DVD Review: Ghost Rider

Movie ••½ Picture •••• Sound •••• Extras ••½
A daredevil stunt-rider by day, the Devil's bounty-hunter by night. Hollywood may not have reached the bottom of the comic-book barrel quite yet, but Ghost Rider is pretty close. Although Nicolas Cage has often declared himself a great fan of the character, he comes across as rather disengaged here. Still, writer/director Mark Steven Johnson brings some energy to the film once it gets rolling, and the horror elements make for a nice change from the average comic-book action flick. The plot is ... well, it's something to do with the Devil's son and a missing contract for lost souls, but you'll probably find it best to just sit back and enjoy the motorcycle action, the cowboy backdrop, and a superhero who's got a flaming skull.
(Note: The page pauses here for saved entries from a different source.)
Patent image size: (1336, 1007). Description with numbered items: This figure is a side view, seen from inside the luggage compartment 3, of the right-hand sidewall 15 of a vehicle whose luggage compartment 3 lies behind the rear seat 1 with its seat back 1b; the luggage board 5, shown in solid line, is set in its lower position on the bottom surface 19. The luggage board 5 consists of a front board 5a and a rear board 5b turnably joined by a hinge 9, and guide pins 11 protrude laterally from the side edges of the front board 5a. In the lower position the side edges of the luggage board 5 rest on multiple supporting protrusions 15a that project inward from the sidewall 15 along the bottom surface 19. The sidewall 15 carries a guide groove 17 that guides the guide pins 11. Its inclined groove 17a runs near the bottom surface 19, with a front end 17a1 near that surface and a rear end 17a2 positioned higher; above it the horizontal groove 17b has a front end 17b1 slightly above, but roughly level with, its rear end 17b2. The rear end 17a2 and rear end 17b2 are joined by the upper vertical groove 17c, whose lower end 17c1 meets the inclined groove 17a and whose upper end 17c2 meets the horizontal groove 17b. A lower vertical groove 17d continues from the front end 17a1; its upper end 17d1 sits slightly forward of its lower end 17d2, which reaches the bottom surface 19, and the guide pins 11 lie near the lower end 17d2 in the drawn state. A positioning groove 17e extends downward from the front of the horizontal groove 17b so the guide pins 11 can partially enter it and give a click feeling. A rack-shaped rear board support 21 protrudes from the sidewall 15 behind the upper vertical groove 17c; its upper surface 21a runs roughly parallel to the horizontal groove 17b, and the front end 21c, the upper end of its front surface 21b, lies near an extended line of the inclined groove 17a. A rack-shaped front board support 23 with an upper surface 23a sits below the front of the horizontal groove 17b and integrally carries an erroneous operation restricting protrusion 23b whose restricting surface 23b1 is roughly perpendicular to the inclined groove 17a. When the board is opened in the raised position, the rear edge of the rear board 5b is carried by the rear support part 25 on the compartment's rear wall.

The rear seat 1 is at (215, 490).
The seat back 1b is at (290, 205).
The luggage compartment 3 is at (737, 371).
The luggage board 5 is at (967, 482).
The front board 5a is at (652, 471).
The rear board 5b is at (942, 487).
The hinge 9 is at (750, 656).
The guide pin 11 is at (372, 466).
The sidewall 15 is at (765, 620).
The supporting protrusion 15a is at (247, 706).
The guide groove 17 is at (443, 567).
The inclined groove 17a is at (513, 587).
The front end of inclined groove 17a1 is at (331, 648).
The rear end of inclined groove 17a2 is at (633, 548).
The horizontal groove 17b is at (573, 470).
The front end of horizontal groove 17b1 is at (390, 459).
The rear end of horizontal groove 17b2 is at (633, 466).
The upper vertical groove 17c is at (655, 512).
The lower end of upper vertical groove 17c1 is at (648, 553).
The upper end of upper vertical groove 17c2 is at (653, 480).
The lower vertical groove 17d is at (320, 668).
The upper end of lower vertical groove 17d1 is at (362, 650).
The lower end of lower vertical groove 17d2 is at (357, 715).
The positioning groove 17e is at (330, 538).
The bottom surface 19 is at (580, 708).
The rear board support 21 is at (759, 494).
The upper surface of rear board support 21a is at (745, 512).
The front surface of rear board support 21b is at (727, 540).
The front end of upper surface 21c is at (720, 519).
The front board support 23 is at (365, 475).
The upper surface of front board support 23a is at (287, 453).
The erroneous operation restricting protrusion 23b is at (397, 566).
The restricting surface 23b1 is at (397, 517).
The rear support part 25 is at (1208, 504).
A lot of the action takes place in dark alleys and nighttime desert landscapes, but thankfully the transfer is up to the challenge. Blacks are rich and deep, with extremely sharp detail. And the brightly lit scenes fare just as well. Particularly noteworthy is Johnny Blaze's stunt of jumping from one goalpost on a football field to the other, where his brilliant white costume stands out beautifully against the rich red of the ramp.

The soundtrack isn't subtle - but most of us aren't looking for subtlety in a superhero movie anyway. The roaring motorcycle really pumps the subwoofer, and these action scenes are punctuated with strong panning effects. The dynamic range is slightly wider on the DTS track, but the Dolby Digital mix works just fine.

Even the single-disc edition of Ghost Rider manages to cram in a lot of extras. Two 30-minute featurettes include the standard blend of behind-the-scenes footage with all the talent involved patting each other on the back. There's a commentary by Johnson and effects guru Kevin Mack; Johnson is very enthusiastic, and Mack offers some technical insights. Another commentary, by producer Gary Foster, doesn't hold a lot of interest. If you think you can manage to get through both, you'll probably want the two-disc edition, which contains an extended version of the film that's 15 minutes longer than the theatrical cut. It also adds the animatics that the filmmakers used to work out how scenes would be shot and a 45-minute documentary on the comic-book origins of Ghost Rider. [PG-13] English, Dolby Digital and DTS 5.1; French, Dolby Digital 5.1; letterboxed (2.35:1); dual layer.